International | Jul 27 2006
By Chris Shaw
While previously taking an optimistic view on the potential for improvements in the Indonesian economy, ANZ Banking Group has now scaled back its economic growth estimates to reflect higher than expected inflation and interest rates.
The bank had expected GDP growth of 6.4% for 2007 and an inflation rate of 7.5%, but these estimates were based on the likelihood of a strengthening in both investment growth and private consumption.
With the economy having to deal with a number of events such as earthquakes, tsunamis and a drought the bank has been forced to revise its estimates, with GDP growth this year now expected to be 4.6% and inflation 14.7%. Its new 2007 forecasts will also fall short of its previous estimates, the bank now forecasting 2007 GDP growth of 5.5% and inflation of 8.9%.
Not helping is the fact direct foreign investment rose just 0.9% for the first half if this year, while fixed investment also remains below long-term averages, which has the effect of limiting the economy’s growth potential.
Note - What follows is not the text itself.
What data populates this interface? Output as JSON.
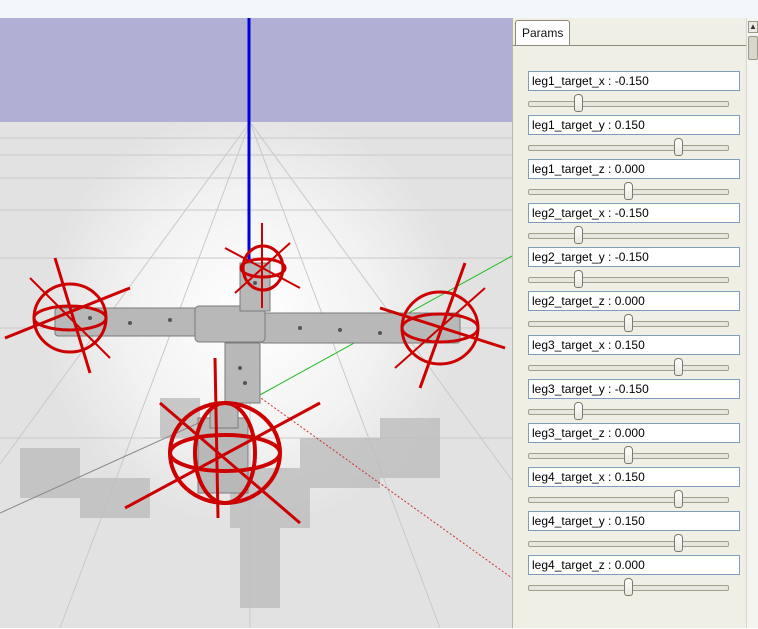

Despite this revised outlook from ANZ, ABN Amro takes the view the Indonesian economy may have bottomed as there are some signs domestic consumption is beginning to pick-up.
The broker points out in year-on-year terms the figures continue to look bad thanks to the increase in fuel subsidies last year and the effect that had on domestic spending, but monthly figures suggest the economy may be now near the bottom.
As a result, it suggests investors begin to take a more positive approach to the Indonesian market generally and while indicating there is no need to rush to establish positions, a re-evaluation of underweight positions may be warranted. It sees potential buying opportunities emerging among the larger blue-chip companies, pointing to PGN and Semen Gresik as being among its current top picks.